I suoi obiettivi sono quelli di delineare strategie comuni, condividere buone pratiche e realizzare azioni sinergiche per rendere Genova sempre più un punto di riferimento nazionale e una città leader a livello internazionale.

Si tratta di uno strumento nato nell’ottica della proficua collaborazione tra istituzioni e imprese attraverso un adeguato riconoscimento del comparto. Mira a implementare una rete tra tutti gli attori, istituzionali e privati, che operano nell’ambito delle attività economiche del porto e della logistica finalizzata al rilancio e al rafforzamento del settore marittimo e di tutte le attività ad esso collegate. La partecipazione al Tavolo sarà aperta alle associazioni di categoria, alle organizzazioni sindacali e gli enti competenti in materia.

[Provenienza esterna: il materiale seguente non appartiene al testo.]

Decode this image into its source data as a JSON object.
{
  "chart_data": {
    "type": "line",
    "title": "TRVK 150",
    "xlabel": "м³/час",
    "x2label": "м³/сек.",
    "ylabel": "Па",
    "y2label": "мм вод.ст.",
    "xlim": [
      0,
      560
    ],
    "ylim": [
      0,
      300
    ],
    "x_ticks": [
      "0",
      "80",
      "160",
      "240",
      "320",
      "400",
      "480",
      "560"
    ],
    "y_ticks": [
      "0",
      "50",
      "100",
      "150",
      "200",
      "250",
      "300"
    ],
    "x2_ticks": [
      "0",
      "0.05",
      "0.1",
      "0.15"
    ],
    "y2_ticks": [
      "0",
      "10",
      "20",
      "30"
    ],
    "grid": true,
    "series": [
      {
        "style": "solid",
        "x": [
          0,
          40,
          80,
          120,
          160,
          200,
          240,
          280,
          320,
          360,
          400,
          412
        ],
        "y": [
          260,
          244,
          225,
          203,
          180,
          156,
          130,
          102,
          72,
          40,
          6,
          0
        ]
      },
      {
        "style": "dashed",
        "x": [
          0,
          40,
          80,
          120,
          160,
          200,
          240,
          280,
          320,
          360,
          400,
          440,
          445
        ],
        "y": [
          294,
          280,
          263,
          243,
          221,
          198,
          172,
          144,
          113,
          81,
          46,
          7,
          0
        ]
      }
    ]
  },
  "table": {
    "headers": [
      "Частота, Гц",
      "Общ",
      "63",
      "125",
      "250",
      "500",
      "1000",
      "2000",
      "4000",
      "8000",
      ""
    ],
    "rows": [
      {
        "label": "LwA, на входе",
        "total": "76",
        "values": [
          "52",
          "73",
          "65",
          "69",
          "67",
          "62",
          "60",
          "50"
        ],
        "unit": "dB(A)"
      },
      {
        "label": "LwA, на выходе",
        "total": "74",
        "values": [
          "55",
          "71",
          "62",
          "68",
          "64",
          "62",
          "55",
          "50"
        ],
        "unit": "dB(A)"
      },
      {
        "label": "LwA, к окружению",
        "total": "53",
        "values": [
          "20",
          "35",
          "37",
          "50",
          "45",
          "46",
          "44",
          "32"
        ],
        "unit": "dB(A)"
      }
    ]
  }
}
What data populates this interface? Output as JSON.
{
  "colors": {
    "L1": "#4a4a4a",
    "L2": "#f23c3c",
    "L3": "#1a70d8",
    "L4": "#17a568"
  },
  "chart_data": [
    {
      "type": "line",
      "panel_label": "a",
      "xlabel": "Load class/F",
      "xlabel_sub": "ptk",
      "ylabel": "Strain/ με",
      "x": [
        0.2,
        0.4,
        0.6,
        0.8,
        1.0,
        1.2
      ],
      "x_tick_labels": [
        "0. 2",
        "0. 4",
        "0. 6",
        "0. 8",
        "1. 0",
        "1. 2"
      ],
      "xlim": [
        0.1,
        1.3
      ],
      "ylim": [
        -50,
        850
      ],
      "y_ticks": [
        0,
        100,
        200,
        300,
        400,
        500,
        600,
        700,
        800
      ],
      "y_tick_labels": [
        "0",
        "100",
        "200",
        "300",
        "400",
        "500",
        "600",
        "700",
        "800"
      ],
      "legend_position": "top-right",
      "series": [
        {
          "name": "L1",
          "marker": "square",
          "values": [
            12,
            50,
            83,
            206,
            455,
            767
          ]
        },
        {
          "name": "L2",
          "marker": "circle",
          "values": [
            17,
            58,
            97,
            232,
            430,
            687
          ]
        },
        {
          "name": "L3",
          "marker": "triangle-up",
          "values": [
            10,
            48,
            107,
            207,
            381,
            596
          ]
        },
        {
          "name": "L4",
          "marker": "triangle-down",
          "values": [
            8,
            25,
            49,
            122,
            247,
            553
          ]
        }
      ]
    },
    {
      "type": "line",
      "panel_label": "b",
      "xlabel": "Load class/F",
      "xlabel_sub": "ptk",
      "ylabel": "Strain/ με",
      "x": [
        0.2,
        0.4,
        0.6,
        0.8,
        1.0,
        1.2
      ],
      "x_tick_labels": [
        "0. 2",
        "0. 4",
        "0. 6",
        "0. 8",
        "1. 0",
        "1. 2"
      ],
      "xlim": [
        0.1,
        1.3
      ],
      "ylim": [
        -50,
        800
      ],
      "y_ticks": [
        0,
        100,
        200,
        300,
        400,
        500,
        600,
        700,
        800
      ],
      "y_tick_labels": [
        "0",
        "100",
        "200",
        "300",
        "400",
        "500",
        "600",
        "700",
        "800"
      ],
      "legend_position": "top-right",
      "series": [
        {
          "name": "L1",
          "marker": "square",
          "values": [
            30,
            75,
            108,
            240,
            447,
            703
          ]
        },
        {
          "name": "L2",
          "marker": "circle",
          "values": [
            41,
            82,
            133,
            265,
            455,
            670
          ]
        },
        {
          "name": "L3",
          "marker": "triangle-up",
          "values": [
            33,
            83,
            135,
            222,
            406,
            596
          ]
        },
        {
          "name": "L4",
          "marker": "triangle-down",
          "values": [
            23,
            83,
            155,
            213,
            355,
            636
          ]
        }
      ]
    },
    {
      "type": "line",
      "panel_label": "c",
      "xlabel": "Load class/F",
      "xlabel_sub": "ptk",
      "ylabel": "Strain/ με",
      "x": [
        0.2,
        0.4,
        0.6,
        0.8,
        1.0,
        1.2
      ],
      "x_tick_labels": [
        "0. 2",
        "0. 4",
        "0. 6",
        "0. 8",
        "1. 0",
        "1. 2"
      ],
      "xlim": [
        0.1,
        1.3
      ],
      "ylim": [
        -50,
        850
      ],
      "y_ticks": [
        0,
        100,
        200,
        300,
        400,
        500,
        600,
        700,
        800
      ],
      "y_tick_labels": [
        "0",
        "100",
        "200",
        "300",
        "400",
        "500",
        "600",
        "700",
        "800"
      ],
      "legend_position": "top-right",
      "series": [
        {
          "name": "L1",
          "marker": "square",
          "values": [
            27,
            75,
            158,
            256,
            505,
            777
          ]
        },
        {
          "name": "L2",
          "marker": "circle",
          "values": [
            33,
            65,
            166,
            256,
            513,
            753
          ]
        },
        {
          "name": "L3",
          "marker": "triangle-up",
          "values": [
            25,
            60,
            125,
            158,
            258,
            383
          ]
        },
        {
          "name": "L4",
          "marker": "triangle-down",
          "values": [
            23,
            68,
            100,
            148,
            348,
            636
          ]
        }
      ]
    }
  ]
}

«Abbiamo deciso di istituzionalizzare il “Tavolo permanente porto-città” per rendere il rapporto tra comunità marittima genovese e Comune sempre più stretto e sinergico – spiega l’assessore Francesco Maresca – una volta al mese ci incontreremo con enti e associazioni di categoria e sindacati per fare il punto della situazione. L’azione svolta fa parte di una strategia mirata volta ad aumentare la crescita del porto di Genova parallelamente a quella della città. Genova è il suo porto e viceversa».

Genova riveste già un ruolo di spicco nell’attività portuale così come nella cantieristica navale nazionale e internazionale ma intende rafforzare questa sua leadership nella Blue Economy. Ora più che mai è fondamentale e di interesse strategico per la città giungere a una definizione di intenti e buone pratiche da parte di tutti i soggetti interessati nel processo di sviluppo del porto e delle sue attività. Questa condivisione rappresenta una grande opportunità collettiva e potrà rendere Genova un esempio anche nella definizione di politiche condivise per il rilancio economico nella fase di ripartenza post-emergenza Covid-19.